I have a dataset with venue_id (about 1,500 of them), physical address, latitude, and longitude.
I want to create a column named 'overlap', which counts the number of overlapping venue_ids if any.
So for example, for venue_id == 1, within 2km radius if there are any other venue_ids that overlaps in terms of 2km radius, count it and save it in column 'overlap'. If there are 2 venue_ids that overlaps with venue_id == 1, 'overlap' would equal to 2.
So far, I tried first visualizing it with 'folium'
import pandas as pd
import folium
m = folium.Map(location=[37.553975551114476, 126.97545224493899],
zoom_start=10)
locations = df['lat'], df['lng']
df = df.dropna(how='any')
print(df.isna().sum())
for _, row in df.iterrows():
folium.Circle(location=[row['lat'], row['lng']],
radius=2000).add_to(m)
m.save("index.html")
The problem is that folium's Circle would draw a circle in 'pixel' if I understand correctly, and it is fixed to the base 'zoom-level' I've selected creating the base map.

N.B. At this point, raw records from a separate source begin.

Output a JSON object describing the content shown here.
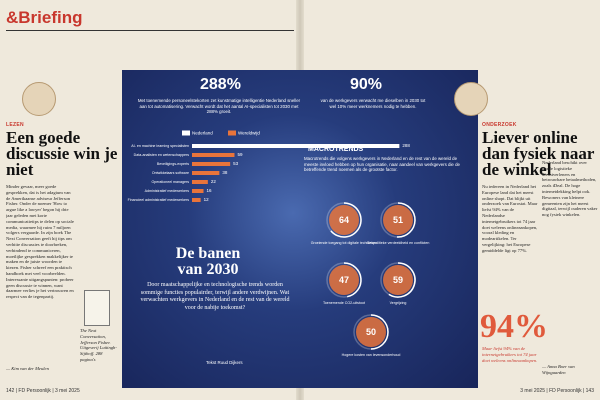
{
  "header": {
    "title": "&Briefing"
  },
  "left_article": {
    "label": "LEZEN",
    "headline": "Een goede discussie win je niet",
    "body": "Minder gevaar, meer goede gesprekken, dat is het adagium van de Amerikaanse adviseur Jefferson Fisher. Onder de noemer 'How to argue like a lawyer' begon hij drie jaar geleden met korte communicatietips te delen op sociale media, waarmee hij ruim 7 miljoen volgers vergaarde. In zijn boek The Next Conversation geeft hij tips om verhitte discussies te doorbreken, verbindend te communiceren, moeilijke gesprekken makkelijker te maken en de juiste woorden te kiezen. Fisher schreef een praktisch handboek met veel voorbeelden. Interessante uitgangspunten: probeer geen discussie te winnen, want daarmee verlies je het vertrouwen en respect van de tegenpartij.",
    "signature": "— Kim van der Meulen",
    "book_caption": "The Next Conversation, Jefferson Fisher. Uitgeverij Luitingh-Sijthoff. 288 pagina's"
  },
  "infographic": {
    "stat_1": "288%",
    "stat_1_text": "Met toenemende personeelstekorten zet kunstmatige intelligentie Nederland sneller aan tot automatisering. Verwacht wordt dat het aantal AI-specialisten tot 2030 met 288% groeit.",
    "stat_2": "90%",
    "stat_2_text": "van de werkgevers verwacht me dieselben in 2030 tot wel 10% meer werknemers nodig te hebben.",
    "legend": [
      "Nederland",
      "Wereldwijd"
    ],
    "bars": [
      {
        "label": "AI- en machine learning specialisten",
        "value": 288
      },
      {
        "label": "Data-analisten en wetenschappers",
        "value": 59
      },
      {
        "label": "Beveiligings-experts",
        "value": 53
      },
      {
        "label": "Ontwikkelaars software",
        "value": 38
      },
      {
        "label": "Operationeel managers",
        "value": 22
      },
      {
        "label": "Administratief medewerkers",
        "value": 16
      },
      {
        "label": "Financieel administratief medewerkers",
        "value": 12
      }
    ],
    "macro_title": "MACROTRENDS",
    "macro_text": "Macrotrends die volgens werkgevers in Nederland en de rest van de wereld de meeste invloed hebben op hun organisatie, naar aandeel van werkgevers die de betreffende trend noemen als de grootste factor.",
    "macro_items": [
      {
        "value": 64,
        "label": "Groeiende toegang tot digitale technieken"
      },
      {
        "value": 51,
        "label": "Geopolitieke verdeeldheid en conflicten"
      },
      {
        "value": 47,
        "label": "Toenemende CO2-uitstoot"
      },
      {
        "value": 59,
        "label": "Vergrijzing"
      },
      {
        "value": 50,
        "label": "Hogere kosten van levensonderhoud"
      }
    ],
    "title": "De banen van 2030",
    "intro": "Door maatschappelijke en technologische trends worden sommige functies populairder, terwijl andere verdwijnen. Wat verwachten werkgevers in Nederland en de rest van de wereld voor de nabije toekomst?",
    "credit": "Tekst Ruud Dijkers"
  },
  "right_article": {
    "label": "ONDERZOEK",
    "headline": "Liever online dan fysiek naar de winkel",
    "body_1": "Nu iedereen in Nederland het Europese land dat het meest online shopt. Dat blijkt uit onderzoek van Eurostat. Maar liefst 94% van de Nederlandse internetgebruikers tot 74 jaar doet weleens onlineaankopen, vooral kleding en modeartikelen. Ter vergelijking: het Europese gemiddelde ligt op 77%.",
    "body_2": "Nederland beschikt over goede logistieke dienstverleners en betrouwbare betaalmethoden, zoals iDeal. De hoge internetdekking helpt ook. Bewoners van kleinere gemeenten zijn het meest digitaal, terwijl ouderen vaker nog fysiek winkelen.",
    "stat": "94%",
    "stat_text": "Maar liefst 94% van de internetgebruikers tot 74 jaar doet weleens onlineaankopen.",
    "signature": "— Anna Boer van Wijngaarden"
  },
  "footer": {
    "left": "142 | FD Persoonlijk | 3 mei 2025",
    "right": "3 mei 2025 | FD Persoonlijk | 143"
  }
}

p.s. There is no need to actually visualize the result as long as that 2km radius measurements are correctly calculated, I've only tried visualizing it through folium to see if I can 'manually' count the overlapping circles...
Thanks in advance.
It sounds like the goal here is just to determine how many points are within 2km of any other point within your dataset. The Haversine distance is the way to go in this case. Since you're only interested in a short distance and you have a relatively small number of points, this answer provides the central function. Then it's just a matter of applying it to your data. Here's one approach to do that:
import pandas as pd
import numpy as np
# function from https://stackoverflow.com/a/29546836/4325492
def haversine_np(lon1, lat1, lon2, lat2):
"""
Calculate the great circle distance between two points
on the earth (specified in decimal degrees)
All args must be of equal length.
"""
lon1, lat1, lon2, lat2 = map(np.radians, [lon1, lat1, lon2, lat2])
dlon = lon2 - lon1
dlat = lat2 - lat1
a = np.sin(dlat/2.0)**2 + np.cos(lat1) * np.cos(lat2) * np.sin(dlon/2.0)**2
c = 2 * np.arcsin(np.sqrt(a))
km = 6367 * c
return km
# generate some sample data
lng1, lat1 = np.random.randn(2, 1000)
df = pd.DataFrame(data={'lng':lng1, 'lat':lat1})
# Apply to the data
df['overlap'] = df.apply(lambda x: sum(haversine_np(x[0], x[1], df.lng, df.lat) <= 2) - 1, axis=1)
When applying the function, just count the number of times that another point has a distance <= 2km. We subtract off 1 again since the function is applied to all rows and each point will be 0km from itself.